[comp.unix.questions] Trouble killing processes

arosen@eagle.ulowell.edu (MFHorn) (05/17/88)

In article <1037@unmvax.unm.edu> mike@turing.UNM.EDU.UUCP (Michael I. Bushnell) writes:
>In article <6832@swan.ulowell.edu> arosen@hawk.ulowell.edu (MFHorn) writes:
>>Would a program that does the following get rid of the process?
>>
>>1: Gets the process' proc struct from the kernel.
>>2: Changes fields like the status, priority, cpu usage, wchan, exit status
>>   and maybe others so the kernel will have good reason to terminate the
>>   process.
>>3: Writes the new struct back out (open /dev/mem for write, lseek, write).
>
>Ack! no!
>
> [If you kill it, you may lose the resource for good (no process to release
> it).  You could try figuring out what the resource is and unlocking it
> yourself.]

[Good, I thought this had died..]

The two instances I've wanted such a program were the one I mentioned, a
user permanently 'allocating' processors in a parallel machine.  The other
is a tape drive getting hung (which happens a little too often), making
backups impossible until you reboot.

The idea behind nuke(1) would be to talk the kernel into letting the
process exit.  Changing fields in the proc (and maybe user) struct like
it's priority (send it through the roof), cpu time used (the roof),
status and exit status (hey, this process already died?!), maybe pointing
wchan to null, sending it a SIGHUP (and making sure it's not catching or
ignoring SIGHUP), etc.

Chris Torek and Guy Harris both said in the mail that a nuke program
could probably work, but it would also likely nuke the system.

>your program even smarter, and have it figure out just what things were
>locked and unlock them, but remember, they may be partially modified,
>and fixing them makes this an even more daunting prospect.

Any ideas on how to release the resource?  Or even on how to find it?
In the tape drive and processor examples, either method of attack (kill
it dead, and resource preemption) should work safely, if they work.

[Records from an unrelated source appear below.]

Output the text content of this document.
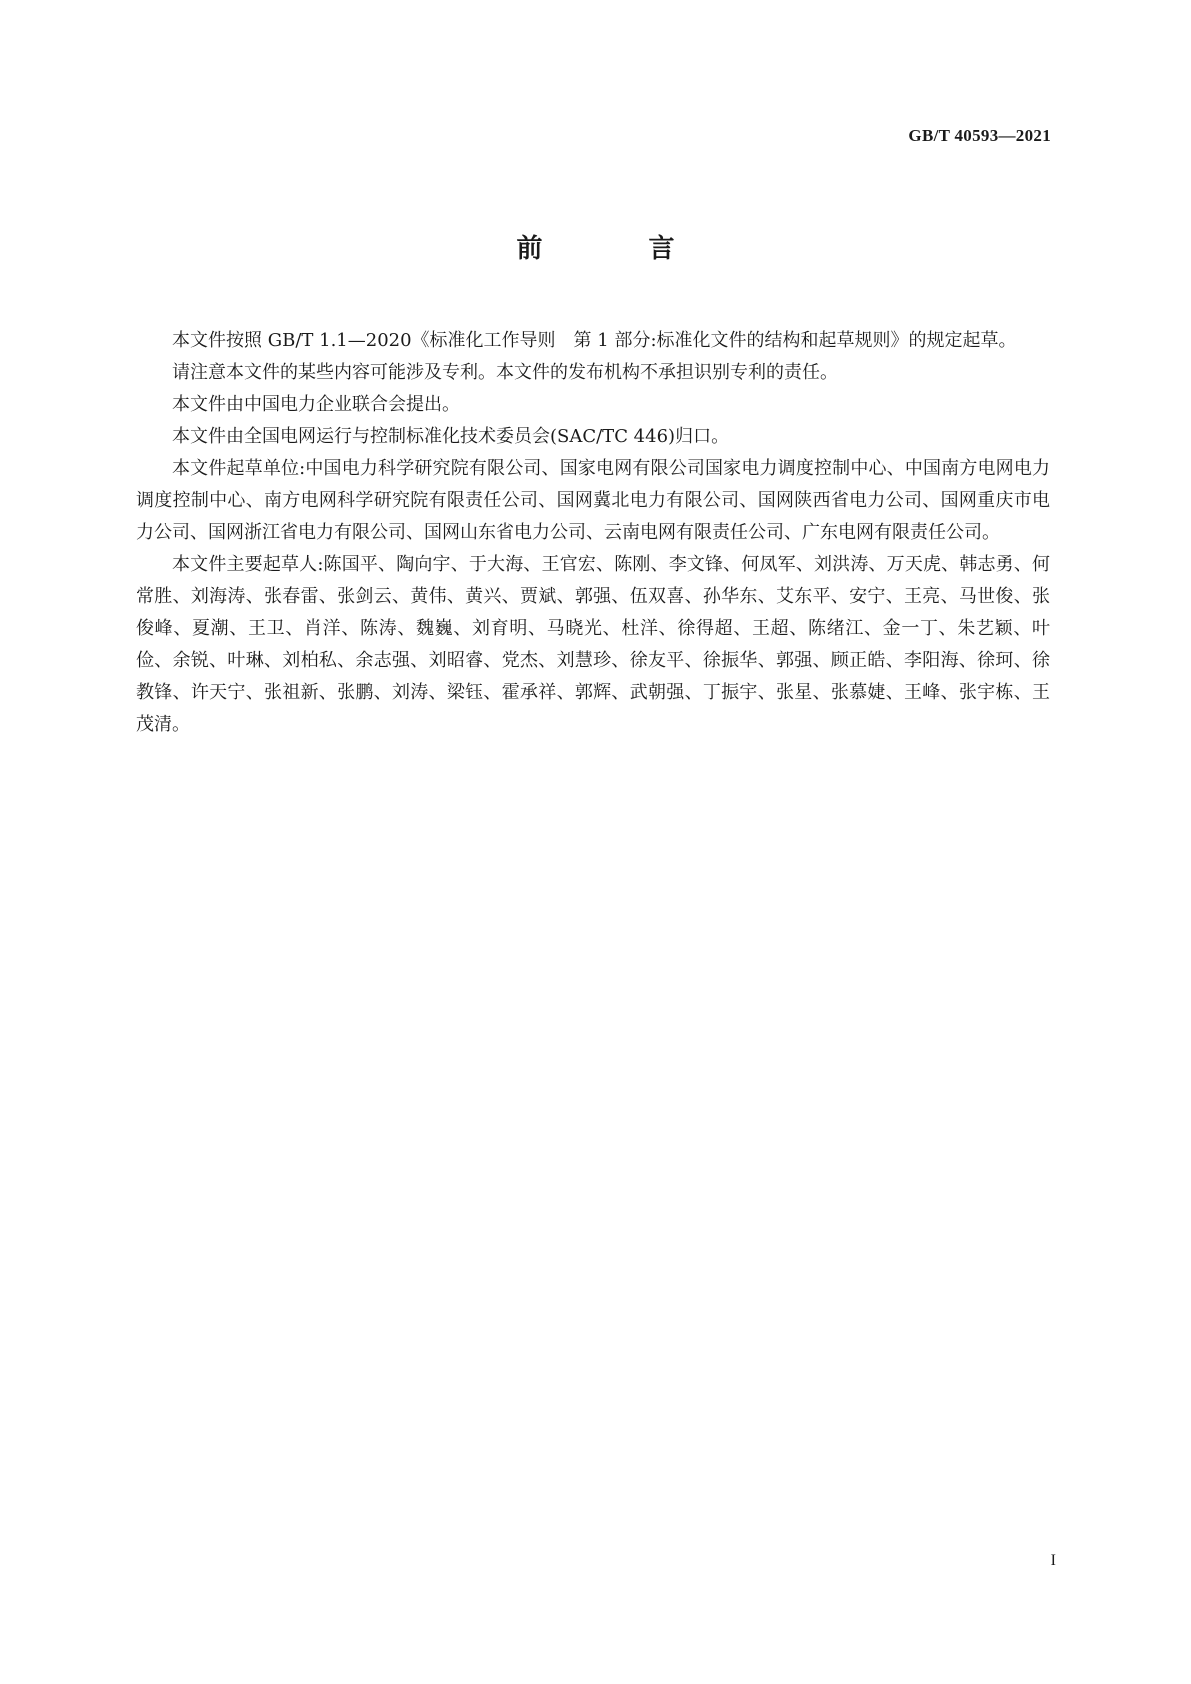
GB/T 40593—2021
前　言

本文件按照 GB/T 1.1—2020《标准化工作导则　第 1 部分:标准化文件的结构和起草规则》的规定起草。

请注意本文件的某些内容可能涉及专利。本文件的发布机构不承担识别专利的责任。

本文件由中国电力企业联合会提出。

本文件由全国电网运行与控制标准化技术委员会(SAC/TC 446)归口。

本文件起草单位:中国电力科学研究院有限公司、国家电网有限公司国家电力调度控制中心、中国南方电网电力调度控制中心、南方电网科学研究院有限责任公司、国网冀北电力有限公司、国网陕西省电力公司、国网重庆市电力公司、国网浙江省电力有限公司、国网山东省电力公司、云南电网有限责任公司、广东电网有限责任公司。

本文件主要起草人:陈国平、陶向宇、于大海、王官宏、陈刚、李文锋、何凤军、刘洪涛、万天虎、韩志勇、何常胜、刘海涛、张春雷、张剑云、黄伟、黄兴、贾斌、郭强、伍双喜、孙华东、艾东平、安宁、王亮、马世俊、张俊峰、夏潮、王卫、肖洋、陈涛、魏巍、刘育明、马晓光、杜洋、徐得超、王超、陈绪江、金一丁、朱艺颖、叶俭、余锐、叶琳、刘柏私、余志强、刘昭睿、党杰、刘慧珍、徐友平、徐振华、郭强、顾正皓、李阳海、徐珂、徐教锋、许天宁、张祖新、张鹏、刘涛、梁钰、霍承祥、郭辉、武朝强、丁振宇、张星、张慕婕、王峰、张宇栋、王茂清。

I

The real fix would of course be in the kernel.  I would suggest setting
a timeout on each system call.  This way, an lseek on a dead tape drive,
say, would fail after n secs of cpu.  Some sort of context might need
to be saved before the syscall starts, so things can be restored.  This
could be expensive.  Comments?

Andy Rosen           | arosen@hawk.ulowell.edu | "I got this guitar and I
ULowell, Box #3031   | ulowell!arosen          |  learned how to make it
Lowell, Ma 01854     |                         |  talk" -Thunder Road
                   RD in '88 - The way it should be

guy@gorodish.Sun.COM (Guy Harris) (05/18/88)

> The real fix would of course be in the kernel.  I would suggest setting
> a timeout on each system call.  This way, an lseek on a dead tape drive,
> say, would fail after n secs of cpu.  Some sort of context might need
> to be saved before the syscall starts, so things can be restored.  This
> could be expensive.  Comments?

Probably not a good idea.

"lseek" is a bad example; in all current UNIX systems that I'm familiar with,
"lseek" only sets a "seek pointer" in memory - it never goes near the device.
This pointer is then used by the driver to position the tape before doing any
I/O operation.

A more germane example *might* be an I/O operation or an "position the tape"
"ioctl" operation on a dead tape drive, except that the *only* reason this
would require a timeout should either be that the tape driver is buggy and
doesn't immediately detect a dead drive or that it doesn't have some timeout
scheme *in the driver* to detect a dead drive.  Even such a timeout could be
tricky; some magtape operations can take a *very* long time to complete.

Basically, system calls should take as long as they need to; this could very
well be infinite ("pause()" or "sigpause()") or, worse, finite but
indeterminate.  In either case, no timeout can be imposed.

A typical "wedged" process is either waiting for something that *must* complete
(in which case its unkillability is unfortunate but unavoidable) or is hung due
to a kernel bug (in which case the real fix is, of course, in the kernel - but
it's not to kludge in a timeout).

(P.S. the timer obviously doesn't want to be based on CPU time - a blocked
process tends to consume CPU time *extremely* slowly, if at all.)